Setelah itu, mereka berdua bergegas menuju ke ruang makan kediaman Luke. Berjalan kurang dari lima menit, mereka sampai di depan pintu ruang yang dituju. Menarik napas sejenak dan menenangkan diri, Odo membuka pintu kayu mahoni tersebut dan masuk ke dalam ruangan. Di sana terlihat Mavis dan beberapa pelayan. Seperti biasanya, Mavis memakai gaun dengan unsur hitam dan warna gelap lain, tetapi dengan motif rajutan berbeda dan terlihat lebih hangat dengan kerah berbulu dan syal yang melingkar pada leher. Wanita berambut pirang itu melihat ke arah Odo dengan sedikit terkejut. Ia lekas meletakkan buku di tangannya ke atas meja memanjang di depannya, lalu lekas kembali menatap ke arah Odo.
Tepat di belakang Mavis duduk, berdiri Fiola yang juga ikut menatap ke arah Odo yang tiba-tiba memasuki ruangan. Seakan tidak merasa kedinginan, gadis rubah berekor sembilan itu tetap mengenakan pakaian yang sering digunakannya dan terlihat cukup minim mengingat hawa dingin yang sudah sangat terasa.
"Anakku, sekarang sudah sangat dingin. Pakaian seperti itu tidak cukup menghangatkanmu, paling tidak pakai ini ...." Mavis melepaskan syal berwarna cokelat yang melingkar di leher, lalu memberikannya ke salah satu pelayan lain yang berada di dalam ruang makan tersebut. Setelah menerima syal itu dengan penuh rasa hormat, Ia segera berjalan ke arah Odo yang masih berdiri di dekat pintu, lalu berlutut hormat dan menyerahkan syal dengan kedua tangannya.
Melihat cara pelayan tersebut menyerahkan syal, Odo sangat tahu cara pandang kebanyakan orang di Mansion telah berubah sejak kabar tentang dirinya yang mengalahkan Naga Hitam menyebar. Mungkin hanya Mavis, Dart, Julia, Fiola, dan Vil yang masih bersikap sama seperti sebelumnya. Mengambil syal tersebut dan melingkarkannya ke leher, Odo menatap ringan gadis pelayan berambut hitam panjang sampai pinggang tersebut. Dari paras dan postur tubuhnya, Odo sangat paham kalau umurnya sudah mencapai lebih dari dua puluh lima tahun ke atas karena dia murni dari ras manusia.
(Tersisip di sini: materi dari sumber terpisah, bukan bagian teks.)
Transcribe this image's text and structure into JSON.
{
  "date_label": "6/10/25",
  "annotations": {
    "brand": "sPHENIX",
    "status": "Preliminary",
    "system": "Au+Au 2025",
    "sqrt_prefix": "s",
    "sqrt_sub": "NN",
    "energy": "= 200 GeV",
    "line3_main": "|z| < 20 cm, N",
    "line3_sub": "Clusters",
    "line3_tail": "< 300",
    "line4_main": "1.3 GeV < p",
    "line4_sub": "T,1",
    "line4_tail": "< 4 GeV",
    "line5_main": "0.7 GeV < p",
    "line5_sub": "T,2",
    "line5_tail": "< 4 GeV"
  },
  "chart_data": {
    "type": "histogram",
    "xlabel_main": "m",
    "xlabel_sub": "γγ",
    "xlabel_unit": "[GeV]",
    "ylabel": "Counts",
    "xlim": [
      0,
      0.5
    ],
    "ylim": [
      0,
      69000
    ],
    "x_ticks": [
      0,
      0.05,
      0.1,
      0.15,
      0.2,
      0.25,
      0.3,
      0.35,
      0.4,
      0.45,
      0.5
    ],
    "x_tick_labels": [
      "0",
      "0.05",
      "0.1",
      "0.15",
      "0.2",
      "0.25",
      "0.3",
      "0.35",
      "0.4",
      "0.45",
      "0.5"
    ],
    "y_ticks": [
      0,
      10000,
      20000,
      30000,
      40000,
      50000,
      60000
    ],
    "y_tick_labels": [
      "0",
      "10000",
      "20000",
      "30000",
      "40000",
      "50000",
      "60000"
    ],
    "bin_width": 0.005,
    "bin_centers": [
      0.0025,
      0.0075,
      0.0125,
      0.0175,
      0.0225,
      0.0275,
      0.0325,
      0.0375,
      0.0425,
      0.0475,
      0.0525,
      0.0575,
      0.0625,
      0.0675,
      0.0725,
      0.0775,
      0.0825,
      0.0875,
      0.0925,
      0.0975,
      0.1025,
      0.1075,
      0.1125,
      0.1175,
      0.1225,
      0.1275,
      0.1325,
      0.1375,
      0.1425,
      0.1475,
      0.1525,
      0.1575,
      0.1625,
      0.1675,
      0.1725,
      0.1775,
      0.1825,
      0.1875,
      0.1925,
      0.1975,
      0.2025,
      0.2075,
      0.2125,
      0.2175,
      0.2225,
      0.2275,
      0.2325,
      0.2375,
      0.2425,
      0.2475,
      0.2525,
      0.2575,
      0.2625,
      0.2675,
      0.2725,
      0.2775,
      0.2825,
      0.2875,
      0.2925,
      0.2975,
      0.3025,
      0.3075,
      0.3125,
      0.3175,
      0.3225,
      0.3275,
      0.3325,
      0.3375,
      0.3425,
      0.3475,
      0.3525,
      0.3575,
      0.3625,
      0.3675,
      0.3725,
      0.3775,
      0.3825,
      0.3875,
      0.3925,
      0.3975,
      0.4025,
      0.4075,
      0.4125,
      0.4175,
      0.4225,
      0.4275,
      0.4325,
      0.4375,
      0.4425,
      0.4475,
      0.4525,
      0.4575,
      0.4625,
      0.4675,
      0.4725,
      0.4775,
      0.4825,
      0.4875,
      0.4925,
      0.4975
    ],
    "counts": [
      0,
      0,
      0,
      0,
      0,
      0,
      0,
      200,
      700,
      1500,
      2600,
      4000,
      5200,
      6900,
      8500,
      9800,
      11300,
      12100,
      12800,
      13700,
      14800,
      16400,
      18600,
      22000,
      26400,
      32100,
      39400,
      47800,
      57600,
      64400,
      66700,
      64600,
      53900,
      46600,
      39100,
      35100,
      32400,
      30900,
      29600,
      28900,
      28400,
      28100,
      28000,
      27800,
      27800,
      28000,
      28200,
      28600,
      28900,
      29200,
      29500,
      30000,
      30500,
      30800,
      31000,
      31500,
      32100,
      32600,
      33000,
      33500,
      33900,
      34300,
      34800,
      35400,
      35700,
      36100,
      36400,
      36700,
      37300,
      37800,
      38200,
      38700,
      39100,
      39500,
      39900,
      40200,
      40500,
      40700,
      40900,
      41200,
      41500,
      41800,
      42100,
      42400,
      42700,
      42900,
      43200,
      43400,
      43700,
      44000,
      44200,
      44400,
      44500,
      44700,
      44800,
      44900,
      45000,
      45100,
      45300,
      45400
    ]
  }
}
"Mbak Minda tidak perlu terlalu hormat seperti itu, santai saja gak masalah, seperti biasanya saja," ucap Odo. Pelayan berambut hitam itu mengangkat kepalanya dan melihat wajah majikannya tersebut, terlihat terkejut karena anak di hadapannya itu memanggil namanya. Di kalangan para pelayan, Odo cenderung dikenal sebagai anak yang asyik dengan dunianya sendiri dan terkesan acuh karena selalu berbuat nakal dan sering kabur dari rumah sejak dulu.
"Ba-Baiklah, Tuan Muda ...." Minda berdiri, lalu memberi hormat hanya dengan membungkukkan tubuhnya. Sedikit tersenyum kecil ke arah pelayan itu, Odo lekas berjalan menghampiri Ibunya, lalu menarik kursi dari dan duduk di dekatnya. Semua orang di tempat itu masih terkejut dengan sikap Odo tadi yang terlihat sangat dewasa, bahkan Julia masih berdiri di dekat pintu dengan wajah tidak percaya melihat anak nakal itu bisa bersikap sopan.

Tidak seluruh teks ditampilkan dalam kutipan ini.